Almost 50 years later, Feinstein is still making music in at least 150 concerts a year. But another childhood passion has also shaped his adult life, and that's the one that inspires "Michael Feinstein's American Songbook," airing the next three Wednesdays on PBS.
Before he could read the words on the covers, Feinstein collected record albums. His parents would take him to Goodwill or the Salvation Army, where he would buy 20 records for a dollar, he recalls in "American Songbook."
Today, Feinstein, 54, is dedicated to collecting and preserving as much American music as he can. His house in Los Angeles is filled to overflowing not just with records but also with reel-to-tapes, rare kinescopes and piles of ephemera, as paper items not meant to be preserved are known.
"When I first moved to Los Angeles, I discovered that movie studios would throw away archives, music publishers would get rid of old arrangements, manuscripts would be discarded, and complete orchestrations for shows would be tossed out," Feinstein says in "American Songbook." "Our musical heritage was literally disappearing because people didn't understand it was valuable to save it." Standing beside the 405 freeway in Los Angeles, he points out that it was built on a landfill created out of hundreds of thousands of musical scores discarded by MGM.
Feinstein invites "American Songbook" viewers into his home, where he spends much of his free time creating digital copies of musical finds unearthed in basements, attics and flea markets and shared by other collectors.
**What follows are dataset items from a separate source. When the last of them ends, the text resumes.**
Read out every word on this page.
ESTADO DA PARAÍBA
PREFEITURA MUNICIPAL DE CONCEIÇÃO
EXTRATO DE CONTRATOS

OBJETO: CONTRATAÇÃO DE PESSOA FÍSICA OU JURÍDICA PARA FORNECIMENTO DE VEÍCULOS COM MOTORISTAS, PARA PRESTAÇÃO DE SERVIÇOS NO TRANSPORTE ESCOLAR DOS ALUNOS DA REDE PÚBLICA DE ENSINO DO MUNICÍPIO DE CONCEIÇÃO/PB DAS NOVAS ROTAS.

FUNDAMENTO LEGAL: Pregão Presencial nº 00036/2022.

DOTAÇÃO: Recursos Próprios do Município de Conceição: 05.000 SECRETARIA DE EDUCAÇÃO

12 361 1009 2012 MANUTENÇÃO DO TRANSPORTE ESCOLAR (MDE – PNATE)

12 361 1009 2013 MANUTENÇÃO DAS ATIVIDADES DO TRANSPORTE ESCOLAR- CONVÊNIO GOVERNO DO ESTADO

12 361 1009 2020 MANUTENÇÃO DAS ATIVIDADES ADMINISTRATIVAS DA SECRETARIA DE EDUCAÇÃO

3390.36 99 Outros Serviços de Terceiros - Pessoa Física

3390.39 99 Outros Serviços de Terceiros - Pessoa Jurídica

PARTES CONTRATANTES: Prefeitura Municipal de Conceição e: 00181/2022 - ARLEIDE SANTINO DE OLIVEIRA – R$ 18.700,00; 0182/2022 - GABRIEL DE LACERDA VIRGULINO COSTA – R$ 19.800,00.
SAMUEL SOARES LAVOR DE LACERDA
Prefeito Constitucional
We also go along as he shops, visits with other collectors and even walks on the treadmill.
"American Songbook" integrates its musical history lessons with Feinstein's personal stories, including memories of his close friendship with Rosemary Clooney and his work with Ira Gershwin to preserve the George and Ira Gershwin estate.
But the documentary is oddly organized to move backward in time, beginning with "Putting on the Tailfins," which looks at how singers of the 1950s (notably Frank Sinatra) adapted to the arrival of rock 'n' roll. Two versions of Sinatra singing Cole Porter's "Night and Day," one from the '30s and the other from 1961, are a revelation.